Public Systems and Accreditation
Many states’ public systems of postsecondary education were facing existential challenges even before the global pandemic. These challenges arose from both external and internal pressures. On the external side, demographics are shifting in most states, with fewer high school graduates; and as colleges and universities lose enrollments, state leaders (legislators, governors, and system heads) are seeking solutions to accommodate the current realities. These realities are quite different from those 20-40 years ago when most systems were formed to ensure affordable educational opportunities for growing numbers of high school graduates. While the goals are the same, many states have more institutions than they need or can afford.
The internal pressures resulting in challenges include the perseverance of policies and practices that were never designed to be cost effective nor to help all students succeed. Except for professional programs, most institutions do not gear their programs towards the employment of their graduates. In part due to rising costs, employment prospects are becoming a public expectation.

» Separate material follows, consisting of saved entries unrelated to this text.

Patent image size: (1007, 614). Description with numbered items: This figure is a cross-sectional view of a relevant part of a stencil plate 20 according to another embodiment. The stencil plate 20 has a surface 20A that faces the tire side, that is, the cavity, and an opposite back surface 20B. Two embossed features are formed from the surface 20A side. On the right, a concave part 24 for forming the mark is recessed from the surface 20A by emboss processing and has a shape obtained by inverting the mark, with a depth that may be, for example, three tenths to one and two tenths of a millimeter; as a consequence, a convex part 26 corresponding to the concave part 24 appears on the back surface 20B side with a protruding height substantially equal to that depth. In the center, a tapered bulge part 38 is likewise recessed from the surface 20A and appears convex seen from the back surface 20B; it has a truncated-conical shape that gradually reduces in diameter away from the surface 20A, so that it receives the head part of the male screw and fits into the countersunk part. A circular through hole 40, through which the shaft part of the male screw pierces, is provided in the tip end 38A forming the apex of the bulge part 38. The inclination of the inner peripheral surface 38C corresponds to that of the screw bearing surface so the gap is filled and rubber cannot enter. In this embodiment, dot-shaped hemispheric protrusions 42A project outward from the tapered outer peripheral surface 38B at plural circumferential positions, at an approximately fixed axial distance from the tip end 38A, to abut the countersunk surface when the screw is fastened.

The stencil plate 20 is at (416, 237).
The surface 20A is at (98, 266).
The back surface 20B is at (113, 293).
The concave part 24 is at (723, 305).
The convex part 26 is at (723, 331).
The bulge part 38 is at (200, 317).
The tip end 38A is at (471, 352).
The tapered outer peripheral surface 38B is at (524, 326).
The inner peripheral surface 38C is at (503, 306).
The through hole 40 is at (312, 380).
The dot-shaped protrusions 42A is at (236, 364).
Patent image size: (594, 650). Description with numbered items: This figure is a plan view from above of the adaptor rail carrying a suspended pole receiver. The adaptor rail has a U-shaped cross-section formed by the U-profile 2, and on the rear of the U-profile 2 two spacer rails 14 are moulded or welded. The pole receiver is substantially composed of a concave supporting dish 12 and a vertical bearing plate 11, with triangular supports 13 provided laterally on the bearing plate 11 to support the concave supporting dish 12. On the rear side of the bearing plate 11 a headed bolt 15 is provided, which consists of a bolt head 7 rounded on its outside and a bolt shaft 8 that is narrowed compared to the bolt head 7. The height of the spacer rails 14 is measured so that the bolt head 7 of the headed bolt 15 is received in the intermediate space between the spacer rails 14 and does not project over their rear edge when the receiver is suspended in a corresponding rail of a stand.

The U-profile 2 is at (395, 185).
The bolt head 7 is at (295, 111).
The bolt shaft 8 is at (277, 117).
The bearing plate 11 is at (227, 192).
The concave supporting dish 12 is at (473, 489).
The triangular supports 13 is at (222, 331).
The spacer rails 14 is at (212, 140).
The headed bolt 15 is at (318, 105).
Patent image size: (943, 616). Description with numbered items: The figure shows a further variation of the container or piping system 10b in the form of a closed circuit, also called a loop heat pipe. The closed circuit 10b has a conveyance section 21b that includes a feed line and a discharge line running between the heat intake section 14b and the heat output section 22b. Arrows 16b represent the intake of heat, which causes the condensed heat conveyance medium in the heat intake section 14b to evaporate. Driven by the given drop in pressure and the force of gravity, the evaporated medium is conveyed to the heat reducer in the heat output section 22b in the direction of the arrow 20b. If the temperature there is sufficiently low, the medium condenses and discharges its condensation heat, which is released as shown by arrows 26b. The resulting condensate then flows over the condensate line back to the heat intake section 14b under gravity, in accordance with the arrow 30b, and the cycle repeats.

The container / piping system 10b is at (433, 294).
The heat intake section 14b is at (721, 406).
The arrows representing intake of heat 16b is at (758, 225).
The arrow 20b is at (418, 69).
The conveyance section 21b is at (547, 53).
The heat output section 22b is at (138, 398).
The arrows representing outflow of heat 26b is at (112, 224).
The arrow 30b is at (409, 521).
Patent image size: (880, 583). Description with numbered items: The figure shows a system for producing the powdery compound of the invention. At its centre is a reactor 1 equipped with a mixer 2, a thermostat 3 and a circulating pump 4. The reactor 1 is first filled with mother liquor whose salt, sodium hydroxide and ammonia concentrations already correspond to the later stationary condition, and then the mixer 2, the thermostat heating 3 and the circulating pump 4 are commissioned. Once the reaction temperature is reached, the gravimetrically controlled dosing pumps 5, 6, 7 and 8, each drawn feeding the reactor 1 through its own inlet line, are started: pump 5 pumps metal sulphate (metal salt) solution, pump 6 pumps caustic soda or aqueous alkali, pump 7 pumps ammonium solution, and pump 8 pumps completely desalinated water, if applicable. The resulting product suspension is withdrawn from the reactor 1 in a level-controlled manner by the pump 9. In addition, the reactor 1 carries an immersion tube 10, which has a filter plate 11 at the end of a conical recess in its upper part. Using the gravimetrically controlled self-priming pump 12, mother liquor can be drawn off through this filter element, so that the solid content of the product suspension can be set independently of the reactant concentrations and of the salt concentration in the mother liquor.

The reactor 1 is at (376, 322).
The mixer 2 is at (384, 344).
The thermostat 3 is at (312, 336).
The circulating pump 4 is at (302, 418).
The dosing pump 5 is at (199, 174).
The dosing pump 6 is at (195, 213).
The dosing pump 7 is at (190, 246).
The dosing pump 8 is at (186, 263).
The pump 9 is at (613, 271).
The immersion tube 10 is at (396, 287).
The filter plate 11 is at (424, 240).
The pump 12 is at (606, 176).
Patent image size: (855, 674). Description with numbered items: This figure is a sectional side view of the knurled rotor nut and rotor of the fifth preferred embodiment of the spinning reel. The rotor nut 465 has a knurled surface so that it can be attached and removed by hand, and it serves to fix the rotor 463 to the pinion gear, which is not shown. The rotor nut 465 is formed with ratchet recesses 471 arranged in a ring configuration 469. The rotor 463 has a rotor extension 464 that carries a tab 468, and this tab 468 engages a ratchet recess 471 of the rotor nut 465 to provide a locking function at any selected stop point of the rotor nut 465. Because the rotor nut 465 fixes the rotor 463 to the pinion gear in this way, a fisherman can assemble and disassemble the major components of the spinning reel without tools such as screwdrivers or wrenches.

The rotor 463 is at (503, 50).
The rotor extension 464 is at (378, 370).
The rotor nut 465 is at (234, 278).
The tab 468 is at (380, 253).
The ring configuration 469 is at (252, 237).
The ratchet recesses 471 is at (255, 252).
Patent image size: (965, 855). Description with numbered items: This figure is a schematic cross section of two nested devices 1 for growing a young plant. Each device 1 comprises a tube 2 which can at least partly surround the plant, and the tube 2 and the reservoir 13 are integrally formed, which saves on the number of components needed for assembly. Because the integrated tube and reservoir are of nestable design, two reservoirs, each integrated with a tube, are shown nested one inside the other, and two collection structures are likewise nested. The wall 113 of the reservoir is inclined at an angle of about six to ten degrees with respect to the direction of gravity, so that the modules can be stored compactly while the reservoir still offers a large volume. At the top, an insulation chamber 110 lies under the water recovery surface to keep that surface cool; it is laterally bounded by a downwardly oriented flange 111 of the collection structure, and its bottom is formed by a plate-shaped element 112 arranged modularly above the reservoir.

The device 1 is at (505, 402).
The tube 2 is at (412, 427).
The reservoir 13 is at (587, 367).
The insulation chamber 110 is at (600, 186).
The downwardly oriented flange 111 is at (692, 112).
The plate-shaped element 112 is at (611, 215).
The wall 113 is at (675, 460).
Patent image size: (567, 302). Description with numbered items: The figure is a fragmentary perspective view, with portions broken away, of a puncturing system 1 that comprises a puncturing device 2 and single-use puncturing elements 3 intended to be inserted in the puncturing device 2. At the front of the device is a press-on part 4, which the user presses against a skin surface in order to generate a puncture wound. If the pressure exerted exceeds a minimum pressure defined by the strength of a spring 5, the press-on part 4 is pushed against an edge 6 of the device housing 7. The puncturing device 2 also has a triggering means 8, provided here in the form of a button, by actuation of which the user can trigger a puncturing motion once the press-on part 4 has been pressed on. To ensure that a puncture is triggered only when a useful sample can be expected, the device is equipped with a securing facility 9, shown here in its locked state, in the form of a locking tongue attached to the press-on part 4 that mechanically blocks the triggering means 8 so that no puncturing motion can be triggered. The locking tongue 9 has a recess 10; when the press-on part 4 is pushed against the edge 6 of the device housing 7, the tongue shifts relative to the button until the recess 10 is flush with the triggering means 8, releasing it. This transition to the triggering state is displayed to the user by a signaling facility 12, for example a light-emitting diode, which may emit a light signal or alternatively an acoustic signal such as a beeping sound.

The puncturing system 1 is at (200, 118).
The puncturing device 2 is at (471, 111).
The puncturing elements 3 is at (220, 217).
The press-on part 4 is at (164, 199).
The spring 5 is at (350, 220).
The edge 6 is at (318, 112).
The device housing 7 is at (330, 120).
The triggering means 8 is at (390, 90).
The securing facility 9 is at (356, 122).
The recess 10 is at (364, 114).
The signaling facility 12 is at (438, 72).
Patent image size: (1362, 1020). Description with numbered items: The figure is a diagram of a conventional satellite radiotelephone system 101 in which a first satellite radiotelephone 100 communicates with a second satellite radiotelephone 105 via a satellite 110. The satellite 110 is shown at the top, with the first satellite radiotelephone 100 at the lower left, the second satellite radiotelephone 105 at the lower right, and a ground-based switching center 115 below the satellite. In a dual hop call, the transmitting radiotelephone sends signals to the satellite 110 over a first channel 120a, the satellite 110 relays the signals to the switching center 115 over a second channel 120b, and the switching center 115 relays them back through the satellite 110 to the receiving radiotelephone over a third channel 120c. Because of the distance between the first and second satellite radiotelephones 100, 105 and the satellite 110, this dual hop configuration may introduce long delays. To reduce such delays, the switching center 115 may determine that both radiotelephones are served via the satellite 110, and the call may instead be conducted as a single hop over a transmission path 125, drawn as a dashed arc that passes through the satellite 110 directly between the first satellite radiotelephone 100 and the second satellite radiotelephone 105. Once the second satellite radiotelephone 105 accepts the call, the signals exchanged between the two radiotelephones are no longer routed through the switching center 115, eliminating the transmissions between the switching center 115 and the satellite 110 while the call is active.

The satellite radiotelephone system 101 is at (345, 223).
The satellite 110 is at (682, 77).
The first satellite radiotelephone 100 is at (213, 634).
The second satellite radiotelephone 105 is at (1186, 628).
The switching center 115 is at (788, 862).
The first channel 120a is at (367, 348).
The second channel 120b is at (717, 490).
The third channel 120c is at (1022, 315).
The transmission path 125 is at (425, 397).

Consequently, more and more state leaders are looking at consolidations and collaborations among previously independently accredited colleges and universities. As NCHEMS’ Senior Fellow, Aims McGuiness, put it “Only a few public colleges and universities fit the ‘stand-alone’ institutional model upon which regional accreditation standards are based.” Since about 2/3 of all higher education students attend a public institution that is part of a system, this seems a problem worth solving.
Funded by Lumina Foundation, A Framework for Action, is a tool for public higher education systems and accrediting organizations working together, both on a routine basis and when significant changes are contemplated by either party. The Framework is the product of consultation with executives of public systems and institutional and programmatic accrediting organizations that took place during fall 2020. Twenty-four leaders participated in a series of virtual consultations and meetings that produced the document. The project was led by CHEA, through its President Emeritus Judith Eaton, working with Barbara Brittingham, President Emeritus of the New England Commission of Higher Education, and Sally Johnstone, President of the National Center for Higher Education Management Systems.
Click here to read a copy of A Framework for Action.
As part of this project, it became obvious that many were unaware of the extent of the variations among public higher education systems. Aims McGuiness created State Higher Education Structures and Institutional Accreditation. This review of university and community college systems across the country should be very helpful to the accrediting community as well as policymakers.